Introdutoriamente, Fortes oferece ao leitor um panorama geral do livro, em que apresenta um quadro histórico acerca das ações afirmativas, elabora um esboço da teoria da justiça de Rawls, destaca os objetivos da obra e as questões que pretende responder a partir dela, além de expor seus procedimentos metodológicos. Ademais, o autor ressalta que sua pesquisa é motivada pela carência de argumentos utilizados ao se discutir a justificação política das ações afirmativas.
No capítulo inicial, Fortes busca apresentar uma definição das ações afirmativas a partir de um olhar interdisciplinar, dando ênfase às dimensões histórica, jurídica e filosófica. Já nas primeiras linhas, declara seu entendimento das ações afirmativas. Diz o autor: “As ações afirmativas são entendidas como políticas públicas de teor corretivo, idealizadas para preencher a lacuna entre a igualdade formal de oportunidades e a igualdade equitativa de oportunidades” (p. 25).
Em seguida, apresenta uma perspectiva histórica do termo “ação afirmativa”, inicialmente destacando sua origem nos Estados Unidos, em 1961. Aborda então a rápida evolução do termo, que passou a designar também uma forma de incluir grupos sub-representados, objetivando compensar o histórico de injustiças sofridas no passado, como, por exemplo, os casos de negros e mulheres.
A nota conceitual jurídica é iniciada asseverando que as ações afirmativas possuem legitimidade constitucional no Brasil. Em seguida, Fortes trabalha alguns conceitos acerca das ações afirmativas sob a perspectiva de juristas, evidenciando o quão fundamental é assegurar às pessoas que elas sejam capazes de ser o que desejarem, bem como garantir sua participação na sociedade como membros cooperativos que tenham plenos direitos.
O autor inicia a nota conceitual filosófica apresentando outras noções acerca das ações afirmativas, dessa vez sob a ótica de teóricos, ligados ou não a Rawls, que têm se dedicado ao tema.
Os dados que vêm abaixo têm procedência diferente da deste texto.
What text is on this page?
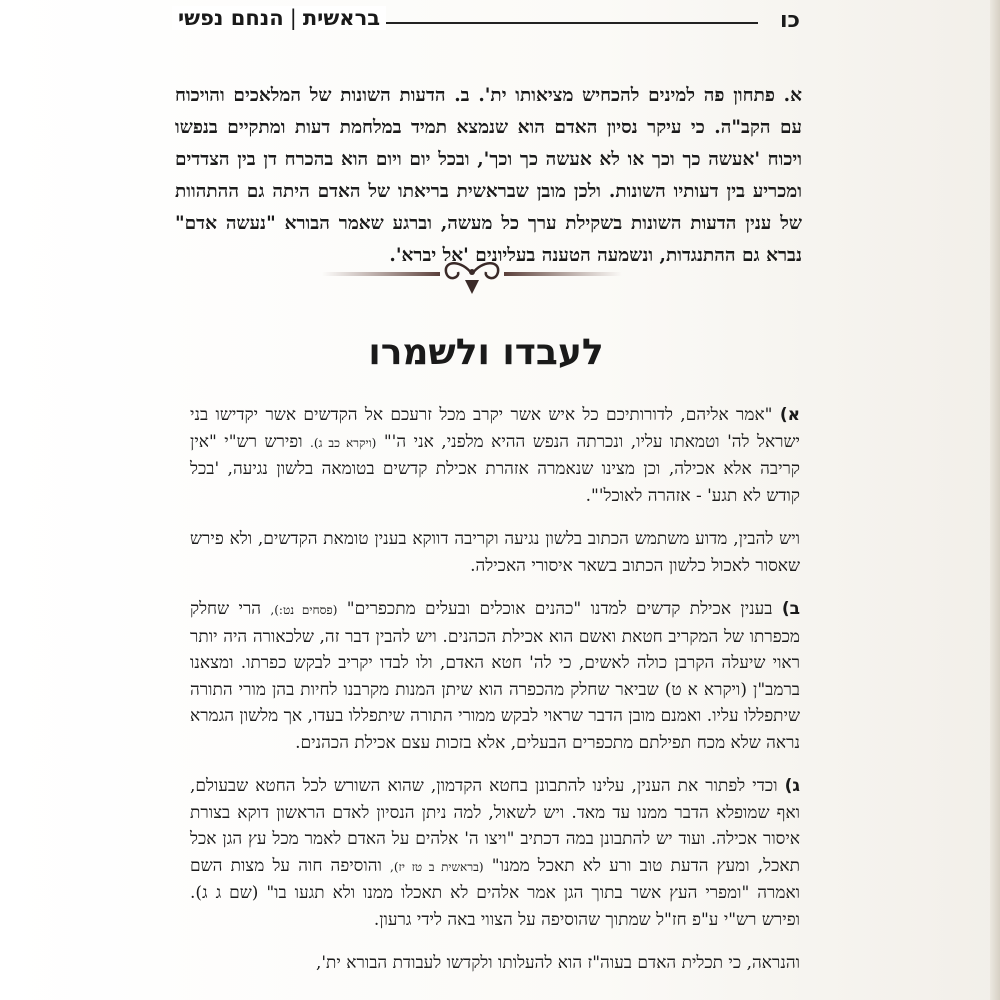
כו
בראשית|הנחם נפשי

א. פתחון פה למינים להכחיש מציאותו ית'. ב. הדעות השונות של המלאכים והויכוח עם הקב"ה. כי עיקר נסיון האדם הוא שנמצא תמיד במלחמת דעות ומתקיים בנפשו ויכוח 'אעשה כך וכך או לא אעשה כך וכך', ובכל יום ויום הוא בהכרח דן בין הצדדים ומכריע בין דעותיו השונות. ולכן מובן שבראשית בריאתו של האדם היתה גם ההתהוות של ענין הדעות השונות בשקילת ערך כל מעשה, וברגע שאמר הבורא "נעשה אדם" נברא גם ההתנגדות, ונשמעה הטענה בעליונים 'אל יברא'.

לעבדו ולשמרו

א) "אמר אליהם, לדורותיכם כל איש אשר יקרב מכל זרעכם אל הקדשים אשר יקדישו בני ישראל לה' וטמאתו עליו, ונכרתה הנפש ההיא מלפני, אני ה'" (ויקרא כב ג). ופירש רש"י "אין קריבה אלא אכילה, וכן מצינו שנאמרה אזהרת אכילת קדשים בטומאה בלשון נגיעה, 'בכל קודש לא תגע' - אזהרה לאוכל'".

ויש להבין, מדוע משתמש הכתוב בלשון נגיעה וקריבה דווקא בענין טומאת הקדשים, ולא פירש שאסור לאכול כלשון הכתוב בשאר איסורי האכילה.

ב) בענין אכילת קדשים למדנו "כהנים אוכלים ובעלים מתכפרים" (פסחים נט:), הרי שחלק מכפרתו של המקריב חטאת ואשם הוא אכילת הכהנים. ויש להבין דבר זה, שלכאורה היה יותר ראוי שיעלה הקרבן כולה לאשים, כי לה' חטא האדם, ולו לבדו יקריב לבקש כפרתו. ומצאנו ברמב"ן (ויקרא א ט) שביאר שחלק מהכפרה הוא שיתן המנות מקרבנו לחיות בהן מורי התורה שיתפללו עליו. ואמנם מובן הדבר שראוי לבקש ממורי התורה שיתפללו בעדו, אך מלשון הגמרא נראה שלא מכח תפילתם מתכפרים הבעלים, אלא בזכות עצם אכילת הכהנים.

ג) וכדי לפתור את הענין, עלינו להתבונן בחטא הקדמון, שהוא השורש לכל החטא שבעולם, ואף שמופלא הדבר ממנו עד מאד. ויש לשאול, למה ניתן הנסיון לאדם הראשון דוקא בצורת איסור אכילה. ועוד יש להתבונן במה דכתיב "ויצו ה' אלהים על האדם לאמר מכל עץ הגן אכל תאכל, ומעץ הדעת טוב ורע לא תאכל ממנו" (בראשית ב טז יז), והוסיפה חוה על מצות השם ואמרה "ומפרי העץ אשר בתוך הגן אמר אלהים לא תאכלו ממנו ולא תגעו בו" (שם ג ג). ופירש רש"י ע"פ חז"ל שמתוך שהוסיפה על הצווי באה לידי גרעון.

והנראה, כי תכלית האדם בעוה"ז הוא להעלותו ולקדשו לעבודת הבורא ית',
Fortes faz diversas inferências, abordando temas como: a dicotomia entre a discriminação e as ações afirmativas; as diferenças entre ação afirmativa fraca e ação afirmativa forte, bem como a relevância de cada uma sob ponto de vista moral; e a importância das ações afirmativas como dispositivos (políticas públicas) que combatem os diversos tipos de exclusão e injustiças.
O segundo capítulo é dedicado ao escopo teórico-filosófico, descrevendo os aspectos primordiais de uma teoria da justiça como equidade e os princípios de justiça, com destaque para o princípio de diferença.
O autor busca responder se as ações afirmativas podem ser objeto de análise da filosofia política. Para esclarecer essa questão, são discutidos alguns papéis que este campo do saber exerce na vida pública de uma sociedade democrática, levando Fortes a inferir que tais papéis vinculam-se à ideia fundamental de construir uma sociedade formada por cidadãos livres e iguais, em consonância tanto com a teoria rawlsiana quanto com as noções acerca das ações afirmativas.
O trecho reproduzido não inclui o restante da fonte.